Consumers given guidance on pure maple syrup
A food and lifestyle journalist has penned an article aimed at guiding consumers in the direction of 100% pure maple syrup.
With so many syrups to choose from in the supermarket aisles and online, some customers may mistakenly choose products such as pancake syrup rather than the organic Canadian maple syrup that they were looking for. Pure maple syrup is significantly richer in nutrients than these alternative products, as well as registering a lower glycemic index.
Now, Chris Malloy, who has worked for publications such as Bloomberg and the Guardian, has issued a warning to shoppers.
Writing on the Real Simple platform, Malloy explained:
“Most fake products on the grocer’s breakfast food aisle are labeled ‘breakfast syrup’ or ‘pancake syrup’ and, despite claims of being ‘maple-flavoured’ are not derived from the sap of maple trees.”
The award-winning wordsmith suggested that manufacturers create a similarly sweet and sticky taste and texture various sweeteners, artificial coloring and water.

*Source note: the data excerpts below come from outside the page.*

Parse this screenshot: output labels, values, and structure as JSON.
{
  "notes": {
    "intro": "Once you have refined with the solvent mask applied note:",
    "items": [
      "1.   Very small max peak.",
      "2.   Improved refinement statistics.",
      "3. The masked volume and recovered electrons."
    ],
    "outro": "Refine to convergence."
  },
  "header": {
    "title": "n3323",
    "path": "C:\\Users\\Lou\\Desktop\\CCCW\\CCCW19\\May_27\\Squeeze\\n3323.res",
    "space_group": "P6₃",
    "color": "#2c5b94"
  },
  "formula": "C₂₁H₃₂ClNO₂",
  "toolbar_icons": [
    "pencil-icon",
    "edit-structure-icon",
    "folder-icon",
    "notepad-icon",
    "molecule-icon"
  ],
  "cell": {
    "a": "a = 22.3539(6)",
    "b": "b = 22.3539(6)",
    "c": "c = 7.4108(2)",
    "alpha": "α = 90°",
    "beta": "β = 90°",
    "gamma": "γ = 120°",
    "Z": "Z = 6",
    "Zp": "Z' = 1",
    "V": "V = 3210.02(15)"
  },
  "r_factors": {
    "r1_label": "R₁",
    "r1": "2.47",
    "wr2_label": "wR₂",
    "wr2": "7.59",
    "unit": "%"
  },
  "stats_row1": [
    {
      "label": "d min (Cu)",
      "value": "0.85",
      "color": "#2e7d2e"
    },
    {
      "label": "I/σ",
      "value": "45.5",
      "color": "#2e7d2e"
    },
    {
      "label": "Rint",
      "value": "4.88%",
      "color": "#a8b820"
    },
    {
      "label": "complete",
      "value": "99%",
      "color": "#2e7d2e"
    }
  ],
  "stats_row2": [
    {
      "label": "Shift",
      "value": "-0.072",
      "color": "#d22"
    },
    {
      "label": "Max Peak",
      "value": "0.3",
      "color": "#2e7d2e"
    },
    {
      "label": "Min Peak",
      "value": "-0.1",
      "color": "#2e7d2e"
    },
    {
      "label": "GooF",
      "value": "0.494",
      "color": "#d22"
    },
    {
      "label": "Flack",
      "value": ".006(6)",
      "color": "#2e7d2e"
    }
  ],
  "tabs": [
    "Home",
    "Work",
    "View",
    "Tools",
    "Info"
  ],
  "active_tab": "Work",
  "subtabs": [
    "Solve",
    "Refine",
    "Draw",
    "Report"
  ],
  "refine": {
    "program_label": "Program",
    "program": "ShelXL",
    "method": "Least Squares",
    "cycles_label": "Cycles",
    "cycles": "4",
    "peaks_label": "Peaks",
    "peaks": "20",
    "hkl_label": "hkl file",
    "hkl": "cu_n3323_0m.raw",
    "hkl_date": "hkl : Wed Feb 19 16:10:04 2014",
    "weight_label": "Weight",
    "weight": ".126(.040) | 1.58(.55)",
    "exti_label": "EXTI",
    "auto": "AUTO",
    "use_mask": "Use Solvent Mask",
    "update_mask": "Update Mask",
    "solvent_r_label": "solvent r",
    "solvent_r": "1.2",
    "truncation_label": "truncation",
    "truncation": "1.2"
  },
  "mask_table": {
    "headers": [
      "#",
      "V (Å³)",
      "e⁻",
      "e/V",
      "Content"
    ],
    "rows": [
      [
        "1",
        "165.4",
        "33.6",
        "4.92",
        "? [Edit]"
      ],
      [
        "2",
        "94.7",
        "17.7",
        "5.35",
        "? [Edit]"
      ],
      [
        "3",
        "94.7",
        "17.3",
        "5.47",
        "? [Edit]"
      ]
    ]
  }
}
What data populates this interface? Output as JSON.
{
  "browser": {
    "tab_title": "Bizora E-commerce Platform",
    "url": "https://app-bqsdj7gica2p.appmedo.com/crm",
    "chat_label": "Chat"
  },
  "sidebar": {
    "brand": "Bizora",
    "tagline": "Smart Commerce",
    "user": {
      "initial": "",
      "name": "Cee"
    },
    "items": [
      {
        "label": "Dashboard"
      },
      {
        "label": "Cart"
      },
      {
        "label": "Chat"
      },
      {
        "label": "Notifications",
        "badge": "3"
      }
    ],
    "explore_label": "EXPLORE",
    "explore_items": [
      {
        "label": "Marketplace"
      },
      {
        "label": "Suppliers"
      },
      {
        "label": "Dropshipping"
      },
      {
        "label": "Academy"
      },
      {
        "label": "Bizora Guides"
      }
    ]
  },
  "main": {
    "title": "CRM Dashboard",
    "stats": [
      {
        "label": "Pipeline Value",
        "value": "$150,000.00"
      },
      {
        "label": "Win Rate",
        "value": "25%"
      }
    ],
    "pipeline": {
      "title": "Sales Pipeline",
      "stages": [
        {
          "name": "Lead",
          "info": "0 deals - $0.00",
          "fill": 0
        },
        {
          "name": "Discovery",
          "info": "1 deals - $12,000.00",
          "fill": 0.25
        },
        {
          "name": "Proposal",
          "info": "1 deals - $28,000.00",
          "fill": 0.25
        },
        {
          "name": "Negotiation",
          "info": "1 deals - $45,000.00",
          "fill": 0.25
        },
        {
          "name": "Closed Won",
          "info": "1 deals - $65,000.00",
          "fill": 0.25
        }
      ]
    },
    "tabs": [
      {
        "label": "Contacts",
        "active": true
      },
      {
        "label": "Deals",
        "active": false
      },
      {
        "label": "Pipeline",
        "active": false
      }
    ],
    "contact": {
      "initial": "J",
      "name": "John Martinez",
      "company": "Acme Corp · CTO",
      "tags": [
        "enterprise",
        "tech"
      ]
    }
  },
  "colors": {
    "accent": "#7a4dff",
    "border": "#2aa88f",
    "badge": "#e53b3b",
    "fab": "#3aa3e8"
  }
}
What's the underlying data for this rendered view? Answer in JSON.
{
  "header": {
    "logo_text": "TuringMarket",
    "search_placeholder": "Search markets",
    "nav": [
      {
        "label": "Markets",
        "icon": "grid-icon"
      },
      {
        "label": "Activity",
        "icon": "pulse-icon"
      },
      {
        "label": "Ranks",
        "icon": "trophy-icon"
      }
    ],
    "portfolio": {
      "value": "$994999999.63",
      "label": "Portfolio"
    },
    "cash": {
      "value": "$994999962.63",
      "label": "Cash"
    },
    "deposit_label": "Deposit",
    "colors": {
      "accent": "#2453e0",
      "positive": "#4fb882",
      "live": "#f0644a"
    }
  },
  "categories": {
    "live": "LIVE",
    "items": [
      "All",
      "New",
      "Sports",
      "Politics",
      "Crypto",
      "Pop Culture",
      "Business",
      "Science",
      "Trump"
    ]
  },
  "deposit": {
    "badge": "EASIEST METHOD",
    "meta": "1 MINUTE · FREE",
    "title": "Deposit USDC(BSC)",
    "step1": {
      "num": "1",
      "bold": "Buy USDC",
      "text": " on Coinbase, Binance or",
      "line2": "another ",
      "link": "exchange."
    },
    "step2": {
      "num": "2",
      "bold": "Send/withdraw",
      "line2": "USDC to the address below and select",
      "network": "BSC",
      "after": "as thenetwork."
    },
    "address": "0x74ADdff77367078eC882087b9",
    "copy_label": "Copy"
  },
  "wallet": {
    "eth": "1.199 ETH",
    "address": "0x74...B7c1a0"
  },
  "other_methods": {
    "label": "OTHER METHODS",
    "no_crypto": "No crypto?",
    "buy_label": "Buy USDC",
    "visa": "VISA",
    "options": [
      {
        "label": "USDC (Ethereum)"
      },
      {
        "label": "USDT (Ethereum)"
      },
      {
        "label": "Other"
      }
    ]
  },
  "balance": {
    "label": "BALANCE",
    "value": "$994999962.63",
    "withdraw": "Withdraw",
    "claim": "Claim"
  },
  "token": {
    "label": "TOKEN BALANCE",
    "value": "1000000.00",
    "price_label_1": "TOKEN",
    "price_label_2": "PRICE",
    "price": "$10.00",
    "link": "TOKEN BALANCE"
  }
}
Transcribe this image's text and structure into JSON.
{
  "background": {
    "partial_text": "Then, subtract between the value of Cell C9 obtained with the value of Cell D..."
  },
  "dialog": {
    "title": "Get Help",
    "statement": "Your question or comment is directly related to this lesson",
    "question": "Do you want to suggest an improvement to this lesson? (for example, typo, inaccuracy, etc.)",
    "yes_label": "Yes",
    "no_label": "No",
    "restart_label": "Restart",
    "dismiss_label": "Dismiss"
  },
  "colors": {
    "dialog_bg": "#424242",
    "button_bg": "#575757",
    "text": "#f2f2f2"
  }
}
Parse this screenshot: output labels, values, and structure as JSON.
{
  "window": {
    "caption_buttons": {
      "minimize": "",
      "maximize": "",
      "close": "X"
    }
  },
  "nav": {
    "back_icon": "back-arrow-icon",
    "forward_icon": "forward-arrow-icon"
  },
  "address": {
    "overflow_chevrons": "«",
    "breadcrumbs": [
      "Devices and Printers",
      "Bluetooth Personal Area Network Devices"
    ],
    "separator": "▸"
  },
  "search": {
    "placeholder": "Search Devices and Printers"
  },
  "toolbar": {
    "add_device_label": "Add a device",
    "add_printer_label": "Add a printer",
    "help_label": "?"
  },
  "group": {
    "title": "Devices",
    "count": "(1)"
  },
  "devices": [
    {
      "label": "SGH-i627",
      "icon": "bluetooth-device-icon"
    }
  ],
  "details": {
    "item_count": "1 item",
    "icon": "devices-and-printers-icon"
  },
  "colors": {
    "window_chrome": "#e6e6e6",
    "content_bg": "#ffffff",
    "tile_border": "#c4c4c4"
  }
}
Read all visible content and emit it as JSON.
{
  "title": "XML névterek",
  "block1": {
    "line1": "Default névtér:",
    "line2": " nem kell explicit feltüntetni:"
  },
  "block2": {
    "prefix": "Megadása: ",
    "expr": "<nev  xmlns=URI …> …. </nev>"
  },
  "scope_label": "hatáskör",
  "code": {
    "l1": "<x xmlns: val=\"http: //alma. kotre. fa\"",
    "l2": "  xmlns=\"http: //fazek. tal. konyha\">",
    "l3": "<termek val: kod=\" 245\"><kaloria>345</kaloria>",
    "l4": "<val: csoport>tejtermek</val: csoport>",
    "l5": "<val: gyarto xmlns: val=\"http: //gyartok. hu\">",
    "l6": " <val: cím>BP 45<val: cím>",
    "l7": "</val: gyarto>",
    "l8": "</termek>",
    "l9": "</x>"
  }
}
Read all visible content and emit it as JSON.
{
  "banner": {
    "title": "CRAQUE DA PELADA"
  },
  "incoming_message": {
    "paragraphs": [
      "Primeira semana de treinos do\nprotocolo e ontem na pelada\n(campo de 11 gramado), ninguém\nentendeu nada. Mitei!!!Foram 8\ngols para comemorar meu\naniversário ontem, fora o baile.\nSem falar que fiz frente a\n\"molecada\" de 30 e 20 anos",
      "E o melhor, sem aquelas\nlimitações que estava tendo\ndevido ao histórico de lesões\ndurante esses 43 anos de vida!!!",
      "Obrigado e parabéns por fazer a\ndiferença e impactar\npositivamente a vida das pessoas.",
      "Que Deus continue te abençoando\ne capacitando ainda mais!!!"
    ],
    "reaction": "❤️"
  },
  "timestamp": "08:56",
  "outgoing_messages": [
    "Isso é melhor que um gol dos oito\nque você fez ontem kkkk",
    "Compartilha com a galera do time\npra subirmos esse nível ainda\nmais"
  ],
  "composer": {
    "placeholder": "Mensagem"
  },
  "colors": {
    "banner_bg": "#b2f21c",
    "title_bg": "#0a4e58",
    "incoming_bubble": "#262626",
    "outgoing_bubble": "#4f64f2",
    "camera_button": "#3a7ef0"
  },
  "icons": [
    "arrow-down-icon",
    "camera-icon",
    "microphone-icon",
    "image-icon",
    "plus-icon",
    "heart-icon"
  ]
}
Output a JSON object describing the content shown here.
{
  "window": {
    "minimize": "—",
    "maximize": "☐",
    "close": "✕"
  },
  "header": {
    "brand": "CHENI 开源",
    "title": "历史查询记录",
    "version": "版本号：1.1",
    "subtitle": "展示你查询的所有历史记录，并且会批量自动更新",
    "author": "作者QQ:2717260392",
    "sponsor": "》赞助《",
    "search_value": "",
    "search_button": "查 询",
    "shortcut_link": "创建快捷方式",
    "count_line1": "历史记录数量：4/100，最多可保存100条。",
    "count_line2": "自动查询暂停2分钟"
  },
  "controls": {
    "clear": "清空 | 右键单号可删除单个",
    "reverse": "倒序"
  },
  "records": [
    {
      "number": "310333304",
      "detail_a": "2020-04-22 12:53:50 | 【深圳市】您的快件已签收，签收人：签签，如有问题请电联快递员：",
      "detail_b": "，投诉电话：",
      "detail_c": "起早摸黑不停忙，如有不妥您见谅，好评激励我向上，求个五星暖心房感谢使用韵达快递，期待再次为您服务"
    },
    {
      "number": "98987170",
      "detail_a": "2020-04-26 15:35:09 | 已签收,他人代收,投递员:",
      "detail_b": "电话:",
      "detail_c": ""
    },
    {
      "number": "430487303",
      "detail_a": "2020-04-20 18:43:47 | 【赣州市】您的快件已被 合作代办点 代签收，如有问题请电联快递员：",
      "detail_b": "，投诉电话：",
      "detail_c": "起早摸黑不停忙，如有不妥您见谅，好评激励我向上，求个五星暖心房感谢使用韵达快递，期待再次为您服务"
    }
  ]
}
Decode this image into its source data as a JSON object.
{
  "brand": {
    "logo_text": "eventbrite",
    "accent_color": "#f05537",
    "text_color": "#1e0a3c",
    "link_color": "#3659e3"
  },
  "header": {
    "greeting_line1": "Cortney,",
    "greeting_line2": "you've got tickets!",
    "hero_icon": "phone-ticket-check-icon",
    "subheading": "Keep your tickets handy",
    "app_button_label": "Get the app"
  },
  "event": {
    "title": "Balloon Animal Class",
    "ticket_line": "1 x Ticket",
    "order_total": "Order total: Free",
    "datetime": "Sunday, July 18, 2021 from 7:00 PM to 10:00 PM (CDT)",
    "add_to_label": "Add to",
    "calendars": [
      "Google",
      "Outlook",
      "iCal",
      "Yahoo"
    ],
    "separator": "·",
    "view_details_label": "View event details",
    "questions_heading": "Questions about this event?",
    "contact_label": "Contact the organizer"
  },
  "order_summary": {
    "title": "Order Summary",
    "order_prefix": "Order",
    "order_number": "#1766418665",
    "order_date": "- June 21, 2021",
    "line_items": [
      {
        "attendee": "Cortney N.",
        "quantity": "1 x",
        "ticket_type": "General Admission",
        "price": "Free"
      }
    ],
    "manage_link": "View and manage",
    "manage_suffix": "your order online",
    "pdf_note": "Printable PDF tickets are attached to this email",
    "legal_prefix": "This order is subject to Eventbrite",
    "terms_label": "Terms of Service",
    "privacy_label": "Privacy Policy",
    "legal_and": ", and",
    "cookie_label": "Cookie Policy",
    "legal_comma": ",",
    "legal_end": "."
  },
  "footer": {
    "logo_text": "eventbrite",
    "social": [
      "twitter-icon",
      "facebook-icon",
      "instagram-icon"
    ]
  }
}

Canada and the United States have different guidelines for how their maple syrup is marketed. North of the border, maple syrup must be made wholly from maple sap, with the syrup having at least a 66% density to be referred to as maple syrup in marketing materials. In the US, maple syrup must be made almost entirely from sap, but there is permission for small volumes of other substances and flavourings to be added.
Maple syrup has a grading system that allows consumers to choose the right variety for each use of the ingredient.